In July, the fatal police shootings of Philando Castile – a Black man in Minnesota – went viral on social media.

The aftermath of the Castile shooting was first shared via Facebook Live, which is a type of mobile streaming video technology (MSVT) that allows users to stream live video to followers, similar to Periscope and Meerkat.

The real-time video of Castile’s death reached over five million people within a week of its posting.

In this study, the researchers examined the legal rights of people to record and live stream and any potential right to be free from being recorded and streamed in public places.

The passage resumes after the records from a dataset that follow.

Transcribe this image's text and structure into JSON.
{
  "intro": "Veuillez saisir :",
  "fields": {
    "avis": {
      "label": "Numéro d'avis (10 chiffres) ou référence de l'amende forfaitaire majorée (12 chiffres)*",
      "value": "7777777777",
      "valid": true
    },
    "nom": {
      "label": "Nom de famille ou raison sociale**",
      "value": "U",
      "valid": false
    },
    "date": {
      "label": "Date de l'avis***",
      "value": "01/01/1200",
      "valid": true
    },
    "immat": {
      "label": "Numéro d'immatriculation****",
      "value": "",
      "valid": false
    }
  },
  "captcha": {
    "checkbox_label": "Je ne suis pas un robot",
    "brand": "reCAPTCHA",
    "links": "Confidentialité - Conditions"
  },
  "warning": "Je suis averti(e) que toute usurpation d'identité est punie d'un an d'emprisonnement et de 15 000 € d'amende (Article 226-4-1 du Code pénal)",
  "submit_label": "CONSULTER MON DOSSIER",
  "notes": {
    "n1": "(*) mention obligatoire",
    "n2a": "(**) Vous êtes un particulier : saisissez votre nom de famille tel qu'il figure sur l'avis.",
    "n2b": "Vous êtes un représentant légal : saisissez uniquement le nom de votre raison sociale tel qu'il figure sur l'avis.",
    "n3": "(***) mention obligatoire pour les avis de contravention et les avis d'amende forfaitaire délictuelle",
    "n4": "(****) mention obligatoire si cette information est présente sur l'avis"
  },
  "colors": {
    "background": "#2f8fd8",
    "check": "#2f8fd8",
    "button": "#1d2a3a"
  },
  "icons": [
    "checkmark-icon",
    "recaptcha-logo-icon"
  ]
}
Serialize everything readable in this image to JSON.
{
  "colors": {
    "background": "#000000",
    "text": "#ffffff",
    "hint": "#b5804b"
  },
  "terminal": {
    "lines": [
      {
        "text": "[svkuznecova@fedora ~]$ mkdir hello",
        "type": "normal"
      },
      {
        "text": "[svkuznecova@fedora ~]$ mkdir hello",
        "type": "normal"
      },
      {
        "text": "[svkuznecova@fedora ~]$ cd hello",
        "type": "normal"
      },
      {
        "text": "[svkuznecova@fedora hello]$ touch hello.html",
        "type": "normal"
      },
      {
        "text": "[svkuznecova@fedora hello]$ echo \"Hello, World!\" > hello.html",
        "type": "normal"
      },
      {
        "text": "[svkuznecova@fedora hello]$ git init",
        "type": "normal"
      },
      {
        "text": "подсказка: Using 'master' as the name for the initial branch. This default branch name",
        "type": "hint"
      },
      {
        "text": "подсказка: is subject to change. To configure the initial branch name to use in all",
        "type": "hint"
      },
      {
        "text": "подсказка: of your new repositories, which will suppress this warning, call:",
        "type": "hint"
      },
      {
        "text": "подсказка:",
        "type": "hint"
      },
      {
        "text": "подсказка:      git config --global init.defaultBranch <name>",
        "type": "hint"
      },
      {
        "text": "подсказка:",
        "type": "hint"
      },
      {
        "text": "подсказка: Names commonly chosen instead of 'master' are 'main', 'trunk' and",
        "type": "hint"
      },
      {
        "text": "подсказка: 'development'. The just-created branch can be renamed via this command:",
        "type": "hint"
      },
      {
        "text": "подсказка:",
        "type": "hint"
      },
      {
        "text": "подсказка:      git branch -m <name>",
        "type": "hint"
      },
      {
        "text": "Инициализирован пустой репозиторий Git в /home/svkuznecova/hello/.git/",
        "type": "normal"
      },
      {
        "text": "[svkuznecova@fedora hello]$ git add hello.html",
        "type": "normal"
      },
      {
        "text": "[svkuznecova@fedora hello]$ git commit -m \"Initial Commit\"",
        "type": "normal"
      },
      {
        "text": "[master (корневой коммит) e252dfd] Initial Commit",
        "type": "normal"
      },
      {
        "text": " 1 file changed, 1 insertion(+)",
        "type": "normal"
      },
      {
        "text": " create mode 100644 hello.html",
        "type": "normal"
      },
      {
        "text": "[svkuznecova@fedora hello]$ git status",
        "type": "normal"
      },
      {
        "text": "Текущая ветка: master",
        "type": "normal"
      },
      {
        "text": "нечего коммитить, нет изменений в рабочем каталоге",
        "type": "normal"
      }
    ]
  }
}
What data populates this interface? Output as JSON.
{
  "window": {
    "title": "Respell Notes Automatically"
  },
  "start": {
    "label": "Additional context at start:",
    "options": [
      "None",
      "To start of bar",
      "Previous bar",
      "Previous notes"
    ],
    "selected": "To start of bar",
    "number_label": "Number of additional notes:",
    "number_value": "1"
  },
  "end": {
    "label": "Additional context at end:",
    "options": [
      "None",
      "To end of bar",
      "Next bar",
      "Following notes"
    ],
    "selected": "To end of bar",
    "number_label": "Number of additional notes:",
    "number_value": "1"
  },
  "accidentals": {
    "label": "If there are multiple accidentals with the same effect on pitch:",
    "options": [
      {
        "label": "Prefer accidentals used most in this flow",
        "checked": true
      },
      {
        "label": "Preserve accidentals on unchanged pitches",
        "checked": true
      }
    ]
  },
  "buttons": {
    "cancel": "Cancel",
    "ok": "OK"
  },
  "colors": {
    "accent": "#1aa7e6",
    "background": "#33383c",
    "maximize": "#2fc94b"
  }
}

“The Castile shooting is important not only for its content, but also because a Facebook user showed the public a new tool that it might not otherwise have known about or thought to use in a situation like this,” Littau said.

“What happened in Minnesota is one of those incidents that serve as a harbinger for what is to come,” he added.

Services like Facebook Live break down the previous lag between information collection and information distribution, making potential privacy violations instantaneous and unavoidable, according to the research, which was published in the journal Journalism and Mass Communication Quarterly.

The researchers advocate that privacy challenges be addressed directly between by mobile streaming companies and their users via contracts.